I did a much better job staying busy during my critical care rotation compared to my previous rotation. Overall, the rotation was a positive, educational, and low-stress experience that reaffirmed my desire to be a critical care specialist. I imagine that it also was good preparation for my final emergency medicine rotation. This was the first rounding rotation where I really felt like the residents and attendings wanted my input, and it made the experience that much more fulfilling.
My interview at Hartford on Valentine’s Day went very well. There was a snow storm the day before the interview, so I was the only one of three candidates who was able to make it to the interview. Laura Hobbs is obviously a fantastic residency program director – well-organized, motivational, conscientious, and caring. And the department is obviously well-regarded by doctors, nurses, and other professions at that hospital. They have a gorgeous new pharmacy on the top floor or the hospital and claim to be working “at the top of [their] license.” I ranked Hartford as my first choice for PGY1 residency.
My grandfather was hospitalized a couple weeks ago after he fell, hit his head, and developed an intracranial hemorrhage. It’s not clear whether the fall was due to the olanzapine and zolpidem that my grandmother was giving him (he was so sedated by these medications that he had become incontinent and unable to walk without a cane) or due to an electrical conduction issue in his heart (he had a pacemaker placed during his hospitalization). Thankfully, he is doing well, but they need to figure out what is the best/safest living arrangement for him. A 92-year-old with dementia probably shouldn’t be living alone with his limited-mobility wife. I think that he might be happier in a group living arrangement where he has more people to talk to, but it’s impossible for me to really assess the situation from the opposite coast of the country.
Graduation poster day was last week. I feel like it was a little anti-climactic. We worked and revised and obsessed over every little detail of our posters for hours as the culmination of this two-semester course approached. We got 15 minutes to talk about our poster, and then it was all over. I think my evaluators liked the topic of my poster, but I’m still waiting for my feedback. I feel like I should have done better with the oral presentation; I was rather nervous/excited.
My final case presentation for my critical care rotation was on Tuesday. At my preceptor’s suggestion, I focused on heparin thromboprophylaxis for ICU patients with thrombocytopenia. I had a patient with ARDS whose platelets dropped below 50k, so VTE prophylaxis was stopped. Four days later, we found that she had developed a femoral DVT and started her on a therapeutic heparin drip. She had three chest tubes placed because she developed pneumothorax, but she never had a bleeding complication even though her platelet count dropped as low as 20k. For her, it seems that the risk of thrombosis outweighed the risk of bleeding despite severe thrombocytopenia. I received several compliments on my case presentation, and my preceptor asked me to create a summary sheet based on my case presentation to educate pharmacists in the department. Best compliment I could get.
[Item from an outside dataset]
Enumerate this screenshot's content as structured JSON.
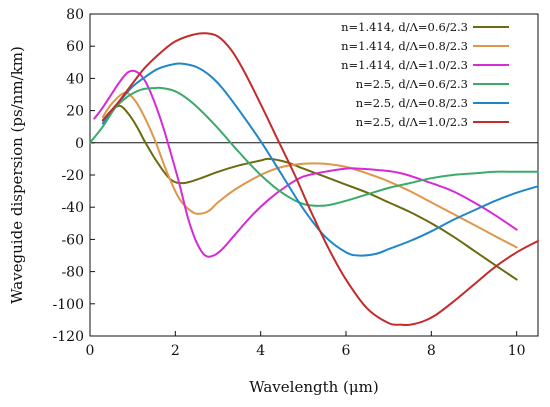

I gave a presentation yesterday for Packages for Preemies. Happily, Packages for Preemies seems to be going well this year under Amina and Katreena’s leadership, and we had a good turnout for the presentation. It seemed like the P2s enjoyed the presentation, but it might have been a little over the heads of the P1s. I turned Peter’s NICU records into a case presentation, giving an overview of his problem list and treatment plan on day of life 0, 4, and 50. Perhaps I went too far in presenting objectifying Peter’s story as a medical case; I didn’t talk about how his birth affected me emotionally. I did however, start the presentation with Part 1 of the “Never Let Go” mini-documentary, and I closed with a summary of the economic and human cost of preterm birth. It’s still hard to talk about how Peter’s birth affected me emotionally, but it’s fairly easy to talk about his NICU stay from a medical perspective… even in front of a crowd of 50.
The Rho Chi and Phi Lambda Sigma (aka Pharmacy Leadership Society or PLS) faculty advisors, the PLS president, and I have been planning the first JOINT induction dinner. The two societies had previously held their inductions on separate evenings, but there was an overwhelming vote in favor of combining the two dinners this year. To my surprise and delight, I received an invitation to join PLS last Friday. I had assumed that like last year, I had been overlooked in the call for PLS nominations. Apparently, I had not been overlooked, but I was not required to submit an application like the P2 students.
Unfortunately, today – Match Day – was not a happy day for me. I regret to inform you that I did not match. I’m kind of in shock. The most shocking part of this is that I didn’t match with Baystate. And they still have two open positions. So apparently, they didn’t rank me. Why, oh why didn’t they rank me? What have I done wrong?
Not sure what I will do. I can try for one of the two residency positions at Baystate, and I can try for one of the two positions at Mt. Auburn Hospital. After that, I guess I’ll need to change my career goals.